Initially there was no official determination of what caused the fire at the Quba Islamic Institute in the pre-dawn hours of Friday but investigators later said they found evidence of accelerant being used, UPI reported.

The investigators also said they are trying to determine if the arson was a hate crime.

While no one was injured in the early Friday blaze at the Islamic institute, the fire destroyed one of three buildings at the center, which remains fully operational.

Islamic Center (ABC)
Islamic Center (ABC)

In a video on the institute's Facebook page, Ahsan Zahid, son of the imam, said fire officials told him the fire appeared intentional.

Zahid urged the Islamic community and supporters not to assign blame until the investigation concluded.

A Houston fire official told Reuters on Friday evening that it could be several days before the investigation would be concluded.

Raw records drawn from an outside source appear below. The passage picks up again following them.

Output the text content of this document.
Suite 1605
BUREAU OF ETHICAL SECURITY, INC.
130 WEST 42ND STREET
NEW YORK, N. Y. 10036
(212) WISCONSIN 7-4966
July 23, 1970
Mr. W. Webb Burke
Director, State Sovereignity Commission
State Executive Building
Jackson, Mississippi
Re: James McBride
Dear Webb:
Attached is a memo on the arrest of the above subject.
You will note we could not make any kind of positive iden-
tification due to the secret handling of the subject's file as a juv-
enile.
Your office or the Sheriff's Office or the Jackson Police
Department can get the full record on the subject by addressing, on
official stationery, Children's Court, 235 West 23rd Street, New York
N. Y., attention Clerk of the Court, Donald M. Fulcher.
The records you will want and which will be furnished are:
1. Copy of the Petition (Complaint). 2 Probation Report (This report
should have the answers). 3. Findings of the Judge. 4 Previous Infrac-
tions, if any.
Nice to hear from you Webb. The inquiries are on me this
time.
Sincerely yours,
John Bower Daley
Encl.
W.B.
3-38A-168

He said investigators are not confirming arson was the cause of the blaze.

The Texas office of the Council on American-Islamic Relations called for authorities to investigate a possible bias motive for the fire that the group sees as an apparent arson attack.

In an interview with KTRK-TV in Houston, Zahid said a smashed table that appeared to be vandalism was found on the property Friday morning.

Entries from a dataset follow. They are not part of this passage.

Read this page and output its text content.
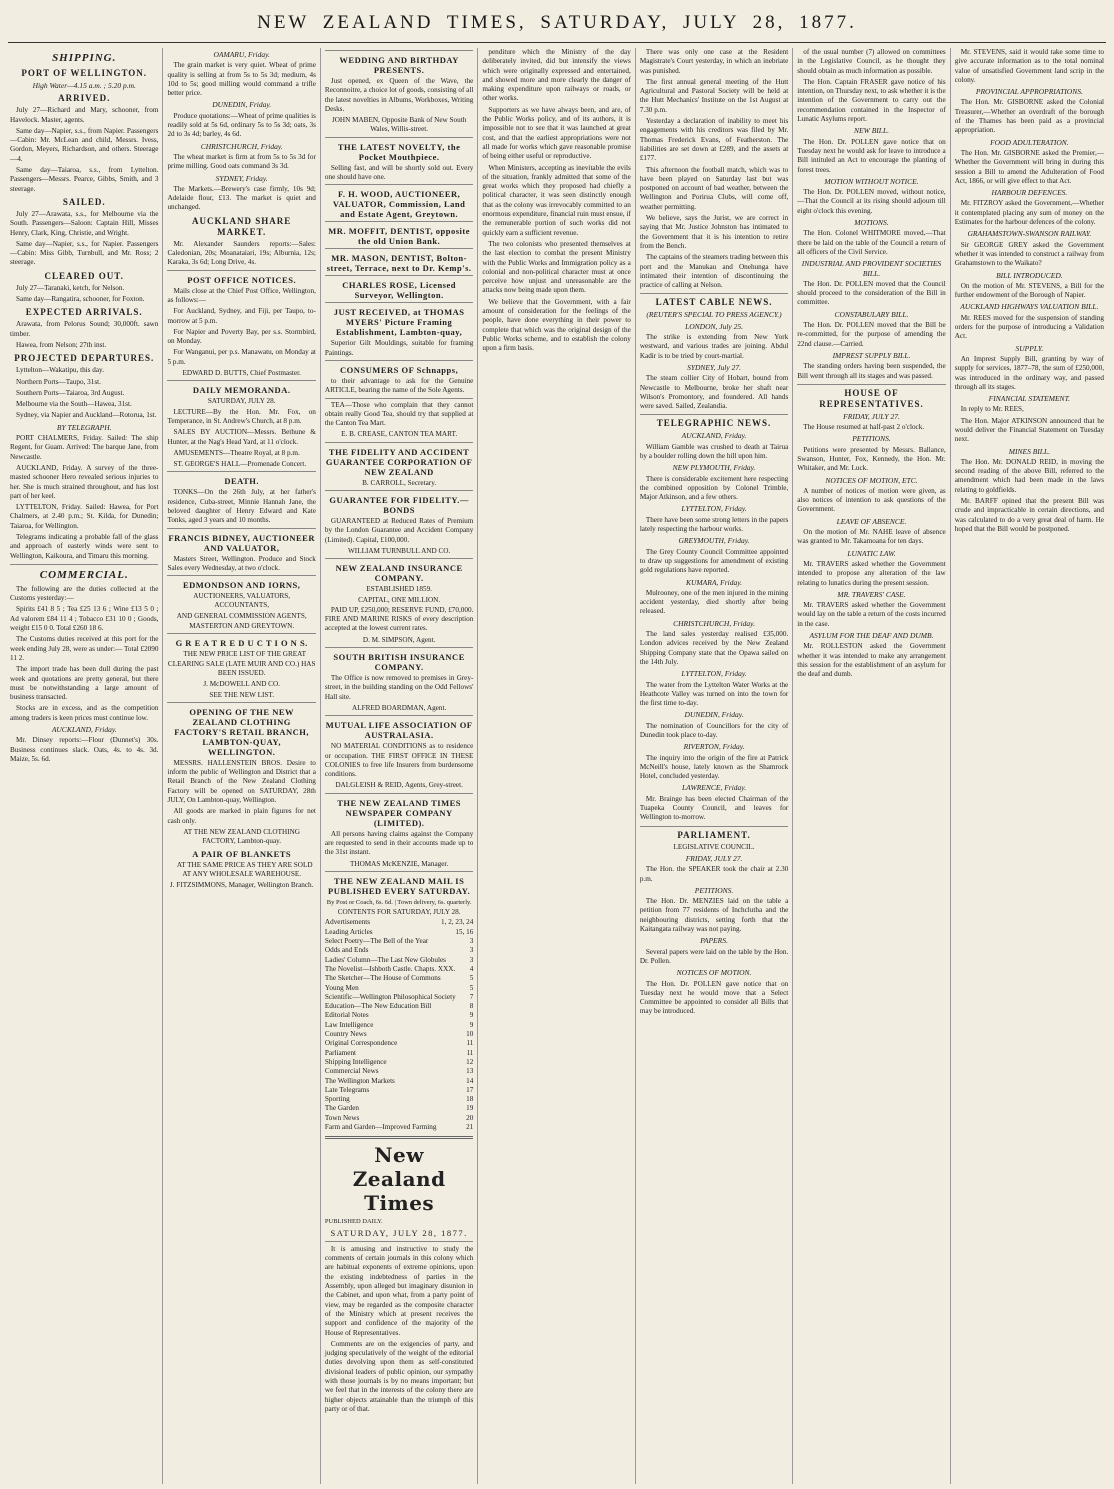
NEW ZEALAND TIMES, SATURDAY, JULY 28, 1877.
SHIPPING.
PORT OF WELLINGTON.
High Water—4.15 a.m. ; 5.20 p.m.
ARRIVED.

July 27—Richard and Mary, schooner, from Havelock. Master, agents.

Same day—Napier, s.s., from Napier. Passengers—Cabin: Mr. McLean and child, Messrs. Ivess, Gordon, Meyers, Richardson, and others. Steerage—4.

Same day—Taiaroa, s.s., from Lyttelton. Passengers—Messrs. Pearce, Gibbs, Smith, and 3 steerage.

SAILED.

July 27—Arawata, s.s., for Melbourne via the South. Passengers—Saloon: Captain Hill, Misses Henry, Clark, King, Christie, and Wright.

Same day—Napier, s.s., for Napier. Passengers—Cabin: Miss Gibb, Turnbull, and Mr. Ross; 2 steerage.

CLEARED OUT.

July 27—Taranaki, ketch, for Nelson.

Same day—Rangatira, schooner, for Foxton.

EXPECTED ARRIVALS.

Arawata, from Pelorus Sound; 30,000ft. sawn timber.

Hawea, from Nelson; 27th inst.

PROJECTED DEPARTURES.

Lyttelton—Wakatipu, this day.

Northern Ports—Taupo, 31st.

Southern Ports—Taiaroa, 3rd August.

Melbourne via the South—Hawea, 31st.

Sydney, via Napier and Auckland—Rotorua, 1st.

BY TELEGRAPH.

PORT CHALMERS, Friday. Sailed: The ship Regent, for Guam. Arrived: The barque Jane, from Newcastle.

AUCKLAND, Friday. A survey of the three-masted schooner Hero revealed serious injuries to her. She is much strained throughout, and has lost part of her keel.

LYTTELTON, Friday. Sailed: Hawea, for Port Chalmers, at 2.40 p.m.; St. Kilda, for Dunedin; Taiaroa, for Wellington.

Telegrams indicating a probable fall of the glass and approach of easterly winds were sent to Wellington, Kaikoura, and Timaru this morning.

COMMERCIAL.

The following are the duties collected at the Customs yesterday:—

Spirits £41 8 5 ; Tea £25 13 6 ; Wine £13 5 0 ; Ad valorem £84 11 4 ; Tobacco £31 10 0 ; Goods, weight £15 0 0. Total £260 18 6.

The Customs duties received at this port for the week ending July 28, were as under:— Total £2090 11 2.

The import trade has been dull during the past week and quotations are pretty general, but there must be notwithstanding a large amount of business transacted.

Stocks are in excess, and as the competition among traders is keen prices must continue low.

AUCKLAND, Friday.

Mr. Dinsey reports:—Flour (Dunnet's) 30s. Business continues slack. Oats, 4s. to 4s. 3d. Maize, 5s. 6d.

OAMARU, Friday.

The grain market is very quiet. Wheat of prime quality is selling at from 5s to 5s 3d; medium, 4s 10d to 5s; good milling would command a trifle better price.

DUNEDIN, Friday.

Produce quotations:—Wheat of prime qualities is readily sold at 5s 6d, ordinary 5s to 5s 3d; oats, 3s 2d to 3s 4d; barley, 4s 6d.

CHRISTCHURCH, Friday.

The wheat market is firm at from 5s to 5s 3d for prime milling. Good oats command 3s 3d.

SYDNEY, Friday.

The Markets.—Brewery's case firmly, 10s 9d; Adelaide flour, £13. The market is quiet and unchanged.

AUCKLAND SHARE MARKET.

Mr. Alexander Saunders reports:—Sales: Caledonian, 20s; Moanataiari, 19s; Alburnia, 12s; Karaka, 3s 6d; Long Drive, 4s.

POST OFFICE NOTICES.

Mails close at the Chief Post Office, Wellington, as follows:—

For Auckland, Sydney, and Fiji, per Taupo, to-morrow at 5 p.m.

For Napier and Poverty Bay, per s.s. Stormbird, on Monday.

For Wanganui, per p.s. Manawatu, on Monday at 5 p.m.

EDWARD D. BUTTS, Chief Postmaster.
DAILY MEMORANDA.
SATURDAY, JULY 28.

LECTURE—By the Hon. Mr. Fox, on Temperance, in St. Andrew's Church, at 8 p.m.

SALES BY AUCTION—Messrs. Bethune & Hunter, at the Nag's Head Yard, at 11 o'clock.

AMUSEMENTS—Theatre Royal, at 8 p.m.

ST. GEORGE'S HALL—Promenade Concert.

DEATH.

TONKS—On the 26th July, at her father's residence, Cuba-street, Minnie Hannah Jane, the beloved daughter of Henry Edward and Kate Tonks, aged 3 years and 10 months.

FRANCIS BIDNEY, AUCTIONEER AND VALUATOR,

Masters Street, Wellington. Produce and Stock Sales every Wednesday, at two o'clock.

EDMONDSON AND IORNS,
AUCTIONEERS, VALUATORS, ACCOUNTANTS,
AND GENERAL COMMISSION AGENTS,
MASTERTON AND GREYTOWN.
G R E A T R E D U C T I O N S.

THE NEW PRICE LIST OF THE GREAT CLEARING SALE (LATE MUIR AND CO.) HAS BEEN ISSUED.

J. McDOWELL AND CO.
SEE THE NEW LIST.
OPENING OF THE NEW ZEALAND CLOTHING FACTORY'S RETAIL BRANCH, LAMBTON-QUAY, WELLINGTON.

MESSRS. HALLENSTEIN BROS. Desire to inform the public of Wellington and District that a Retail Branch of the New Zealand Clothing Factory will be opened on SATURDAY, 28th JULY, On Lambton-quay, Wellington.

All goods are marked in plain figures for net cash only.

AT THE NEW ZEALAND CLOTHING FACTORY, Lambton-quay.
A PAIR OF BLANKETS

AT THE SAME PRICE AS THEY ARE SOLD AT ANY WHOLESALE WAREHOUSE.

J. FITZSIMMONS, Manager, Wellington Branch.
WEDDING AND BIRTHDAY PRESENTS.

Just opened, ex Queen of the Wave, the Reconnoitre, a choice lot of goods, consisting of all the latest novelties in Albums, Workboxes, Writing Desks.

JOHN MABEN, Opposite Bank of New South Wales, Willis-street.
THE LATEST NOVELTY, the Pocket Mouthpiece.

Selling fast, and will be shortly sold out. Every one should have one.

F. H. WOOD, AUCTIONEER, VALUATOR, Commission, Land and Estate Agent, Greytown.
MR. MOFFIT, DENTIST, opposite the old Union Bank.
MR. MASON, DENTIST, Bolton-street, Terrace, next to Dr. Kemp's.
CHARLES ROSE, Licensed Surveyor, Wellington.
JUST RECEIVED, at THOMAS MYERS' Picture Framing Establishment, Lambton-quay,

Superior Gilt Mouldings, suitable for framing Paintings.

CONSUMERS OF Schnapps,

to their advantage to ask for the Genuine ARTICLE, bearing the name of the Sole Agents.

TEA—Those who complain that they cannot obtain really Good Tea, should try that supplied at the Canton Tea Mart.

E. B. CREASE, CANTON TEA MART.
THE FIDELITY AND ACCIDENT GUARANTEE CORPORATION OF NEW ZEALAND
B. CARROLL, Secretary.
GUARANTEE FOR FIDELITY.—BONDS

GUARANTEED at Reduced Rates of Premium by the London Guarantee and Accident Company (Limited). Capital, £100,000.

WILLIAM TURNBULL AND CO.
NEW ZEALAND INSURANCE COMPANY.
ESTABLISHED 1859.
CAPITAL, ONE MILLION.

PAID UP, £250,000; RESERVE FUND, £70,000. FIRE AND MARINE RISKS of every description accepted at the lowest current rates.

D. M. SIMPSON, Agent.
SOUTH BRITISH INSURANCE COMPANY.

The Office is now removed to premises in Grey-street, in the building standing on the Odd Fellows' Hall site.

ALFRED BOARDMAN, Agent.
MUTUAL LIFE ASSOCIATION OF AUSTRALASIA.

NO MATERIAL CONDITIONS as to residence or occupation. THE FIRST OFFICE IN THESE COLONIES to free life Insurers from burdensome conditions.

DALGLEISH & REID, Agents, Grey-street.
THE NEW ZEALAND TIMES NEWSPAPER COMPANY (LIMITED).

All persons having claims against the Company are requested to send in their accounts made up to the 31st instant.

THOMAS McKENZIE, Manager.
THE NEW ZEALAND MAIL IS PUBLISHED EVERY SATURDAY.
By Post or Coach, 6s. 6d. | Town delivery, 6s. quarterly.
CONTENTS FOR SATURDAY, JULY 28.
Advertisements	1, 2, 23, 24
Leading Articles	15, 16
Select Poetry—The Bell of the Year	3
Odds and Ends	3
Ladies' Column—The Last New Globules	3
The Novelist—Ishboth Castle. Chapts. XXX. 4
The Sketcher—The House of Commons	5
Young Men	5
Scientific—Wellington Philosophical Society 7
Education—The New Education Bill	8
Editorial Notes	9
Law Intelligence	9
Country News	10
Original Correspondence	11
Parliament	11
Shipping Intelligence	12
Commercial News	13
The Wellington Markets	14
Late Telegrams	17
Sporting	18
The Garden	19
Town News	20
Farm and Garden—Improved Farming	21
New Zealand Times
PUBLISHED DAILY.
SATURDAY, JULY 28, 1877.

It is amusing and instructive to study the comments of certain journals in this colony which are habitual exponents of extreme opinions, upon the existing indebtedness of parties in the Assembly, upon alleged but imaginary disunion in the Cabinet, and upon what, from a party point of view, may be regarded as the composite character of the Ministry which at present receives the support and confidence of the majority of the House of Representatives.

Comments are on the exigencies of party, and judging speculatively of the weight of the editorial duties devolving upon them as self-constituted divisional leaders of public opinion, our sympathy with those journals is by no means important; but we feel that in the interests of the colony there are higher objects attainable than the triumph of this party or of that.

penditure which the Ministry of the day deliberately invited, did but intensify the views which were originally expressed and entertained, and showed more and more clearly the danger of making expenditure upon railways or roads, or other works.

Supporters as we have always been, and are, of the Public Works policy, and of its authors, it is impossible not to see that it was launched at great cost, and that the earliest appropriations were not all made for works which gave reasonable promise of being either useful or reproductive.

When Ministers, accepting as inevitable the evils of the situation, frankly admitted that some of the great works which they proposed had chiefly a political character, it was seen distinctly enough that as the colony was irrevocably committed to an enormous expenditure, financial ruin must ensue, if the remunerable portion of such works did not quickly earn a sufficient revenue.

The two colonists who presented themselves at the last election to combat the present Ministry with the Public Works and Immigration policy as a colonial and non-political character must at once perceive how unjust and unreasonable are the attacks now being made upon them.

We believe that the Government, with a fair amount of consideration for the feelings of the people, have done everything in their power to complete that which was the original design of the Public Works scheme, and to establish the colony upon a firm basis.

There was only one case at the Resident Magistrate's Court yesterday, in which an inebriate was punished.

The first annual general meeting of the Hutt Agricultural and Pastoral Society will be held at the Hutt Mechanics' Institute on the 1st August at 7.30 p.m.

Yesterday a declaration of inability to meet his engagements with his creditors was filed by Mr. Thomas Frederick Evans, of Featherston. The liabilities are set down at £289, and the assets at £177.

This afternoon the football match, which was to have been played on Saturday last but was postponed on account of bad weather, between the Wellington and Porirua Clubs, will come off, weather permitting.

We believe, says the Jurist, we are correct in saying that Mr. Justice Johnston has intimated to the Government that it is his intention to retire from the Bench.

The captains of the steamers trading between this port and the Manukau and Onehunga have intimated their intention of discontinuing the practice of calling at Nelson.

LATEST CABLE NEWS.
(REUTER'S SPECIAL TO PRESS AGENCY.)
LONDON, July 25.

The strike is extending from New York westward, and various trades are joining. Abdul Kadir is to be tried by court-martial.

SYDNEY, July 27.

The steam collier City of Hobart, bound from Newcastle to Melbourne, broke her shaft near Wilson's Promontory, and foundered. All hands were saved. Sailed, Zealandia.

TELEGRAPHIC NEWS.
AUCKLAND, Friday.

William Gamble was crushed to death at Tairua by a boulder rolling down the hill upon him.

NEW PLYMOUTH, Friday.

There is considerable excitement here respecting the combined opposition by Colonel Trimble, Major Atkinson, and a few others.

LYTTELTON, Friday.

There have been some strong letters in the papers lately respecting the harbour works.

GREYMOUTH, Friday.

The Grey County Council Committee appointed to draw up suggestions for amendment of existing gold regulations have reported.

KUMARA, Friday.

Mulrooney, one of the men injured in the mining accident yesterday, died shortly after being released.

CHRISTCHURCH, Friday.

The land sales yesterday realised £35,000. London advices received by the New Zealand Shipping Company state that the Opawa sailed on the 14th July.

LYTTELTON, Friday.

The water from the Lyttelton Water Works at the Heathcote Valley was turned on into the town for the first time to-day.

DUNEDIN, Friday.

The nomination of Councillors for the city of Dunedin took place to-day.

RIVERTON, Friday.

The inquiry into the origin of the fire at Patrick McNeill's house, lately known as the Shamrock Hotel, concluded yesterday.

LAWRENCE, Friday.

Mr. Brainge has been elected Chairman of the Tuapeka County Council, and leaves for Wellington to-morrow.

PARLIAMENT.
LEGISLATIVE COUNCIL.
FRIDAY, JULY 27.

The Hon. the SPEAKER took the chair at 2.30 p.m.

PETITIONS.

The Hon. Dr. MENZIES laid on the table a petition from 77 residents of Inchclutha and the neighbouring districts, setting forth that the Kaitangata railway was not paying.

PAPERS.

Several papers were laid on the table by the Hon. Dr. Pollen.

NOTICES OF MOTION.

The Hon. Dr. POLLEN gave notice that on Tuesday next he would move that a Select Committee be appointed to consider all Bills that may be introduced.

of the usual number (7) allowed on committees in the Legislative Council, as he thought they should obtain as much information as possible.

The Hon. Captain FRASER gave notice of his intention, on Thursday next, to ask whether it is the intention of the Government to carry out the recommendation contained in the Inspector of Lunatic Asylums report.

NEW BILL.

The Hon. Dr. POLLEN gave notice that on Tuesday next he would ask for leave to introduce a Bill intituled an Act to encourage the planting of forest trees.

MOTION WITHOUT NOTICE.

The Hon. Dr. POLLEN moved, without notice,—That the Council at its rising should adjourn till eight o'clock this evening.

MOTIONS.

The Hon. Colonel WHITMORE moved,—That there be laid on the table of the Council a return of all officers of the Civil Service.

INDUSTRIAL AND PROVIDENT SOCIETIES BILL.

The Hon. Dr. POLLEN moved that the Council should proceed to the consideration of the Bill in committee.

CONSTABULARY BILL.

The Hon. Dr. POLLEN moved that the Bill be re-committed, for the purpose of amending the 22nd clause.—Carried.

IMPREST SUPPLY BILL.

The standing orders having been suspended, the Bill went through all its stages and was passed.

HOUSE OF REPRESENTATIVES.
FRIDAY, JULY 27.

The House resumed at half-past 2 o'clock.

PETITIONS.

Petitions were presented by Messrs. Ballance, Swanson, Hunter, Fox, Kennedy, the Hon. Mr. Whitaker, and Mr. Luck.

NOTICES OF MOTION, ETC.

A number of notices of motion were given, as also notices of intention to ask questions of the Government.

LEAVE OF ABSENCE.

On the motion of Mr. NAHE leave of absence was granted to Mr. Takamoana for ten days.

LUNATIC LAW.

Mr. TRAVERS asked whether the Government intended to propose any alteration of the law relating to lunatics during the present session.

MR. TRAVERS' CASE.

Mr. TRAVERS asked whether the Government would lay on the table a return of the costs incurred in the case.

ASYLUM FOR THE DEAF AND DUMB.

Mr. ROLLESTON asked the Government whether it was intended to make any arrangement this session for the establishment of an asylum for the deaf and dumb.

Mr. STEVENS, said it would take some time to give accurate information as to the total nominal value of unsatisfied Government land scrip in the colony.

PROVINCIAL APPROPRIATIONS.

The Hon. Mr. GISBORNE asked the Colonial Treasurer,—Whether an overdraft of the borough of the Thames has been paid as a provincial appropriation.

FOOD ADULTERATION.

The Hon. Mr. GISBORNE asked the Premier,—Whether the Government will bring in during this session a Bill to amend the Adulteration of Food Act, 1866, or will give effect to that Act.

HARBOUR DEFENCES.

Mr. FITZROY asked the Government,—Whether it contemplated placing any sum of money on the Estimates for the harbour defences of the colony.

GRAHAMSTOWN-SWANSON RAILWAY.

Sir GEORGE GREY asked the Government whether it was intended to construct a railway from Grahamstown to the Waikato?

BILL INTRODUCED.

On the motion of Mr. STEVENS, a Bill for the further endowment of the Borough of Napier.

AUCKLAND HIGHWAYS VALUATION BILL.

Mr. REES moved for the suspension of standing orders for the purpose of introducing a Validation Act.

SUPPLY.

An Imprest Supply Bill, granting by way of supply for services, 1877–78, the sum of £250,000, was introduced in the ordinary way, and passed through all its stages.

FINANCIAL STATEMENT.

In reply to Mr. REES,

The Hon. Major ATKINSON announced that he would deliver the Financial Statement on Tuesday next.

MINES BILL.

The Hon. Mr. DONALD REID, in moving the second reading of the above Bill, referred to the amendment which had been made in the laws relating to goldfields.

Mr. BARFF opined that the present Bill was crude and impracticable in certain directions, and was calculated to do a very great deal of harm. He hoped that the Bill would be postponed.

He also told the station that someone had driven by the institute Thursday evening, yelling "mocking chants," the station reported.

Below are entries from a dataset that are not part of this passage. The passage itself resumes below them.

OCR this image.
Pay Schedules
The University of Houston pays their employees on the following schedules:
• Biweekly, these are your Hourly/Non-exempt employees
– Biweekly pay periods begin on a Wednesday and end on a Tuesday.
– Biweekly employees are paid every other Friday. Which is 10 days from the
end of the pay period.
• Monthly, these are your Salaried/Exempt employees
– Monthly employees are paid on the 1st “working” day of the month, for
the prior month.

Earlier in the week, an unknown masked man had to be chased off the property, according to the TV report.

The Houston fire comes days after a gunman shot dead three young Muslims near the University of North Carolina, riling Muslim activists who have demanded that U.S. state and federal authorities investigate the detained suspect for possible hate crimes.

Javid Sultan, the president at the University of Houston’s Muslim Student Association said students on campus were stunned to hear about the fire at the Islamic center.

"We're trying to be more proactive because you never know when something like this happens," he said. "It's getting pretty scary, and very close to home, being harassed based on our faith."

Kenyatta Parker, public information officer at Houston Fire Department told Al Arabiya News on Friday: “I can confirm that the fire happened this morning, that no one was hurt and no one was in the building at the time.

“We currently have no official statement regarding the fire and it remains under investigation.”

He said he was unable to comment regarding reports citing the Imam and his son who said they believed the fire was either an arson attack or started accidentally by a homeless person trying to shelter from the cold.

In a statement published on the center’s Facebook page, the incident was described as a “tragic event’. It went on to explain that at “Some time around 5 a.m.this morning, a fire was started in our third building. The blaze was so hot that the complete building and all its many contents were destroyed.”

It added: “Preliminary investigation has concluded that the fire was started by a person. Who it was is unknown at this time. But the investigators have made clear that the fire was not accidental.”

Closing the statement, it added: “Please do not spread hate; spread love, tolerance, and harmony, just as Prophet Muhammad (S) did.” And added that activities at the center would continue as planned.

Responding to the statement Kenyatta Parker told Al Arabiya News he could not comment on the claim of foul play.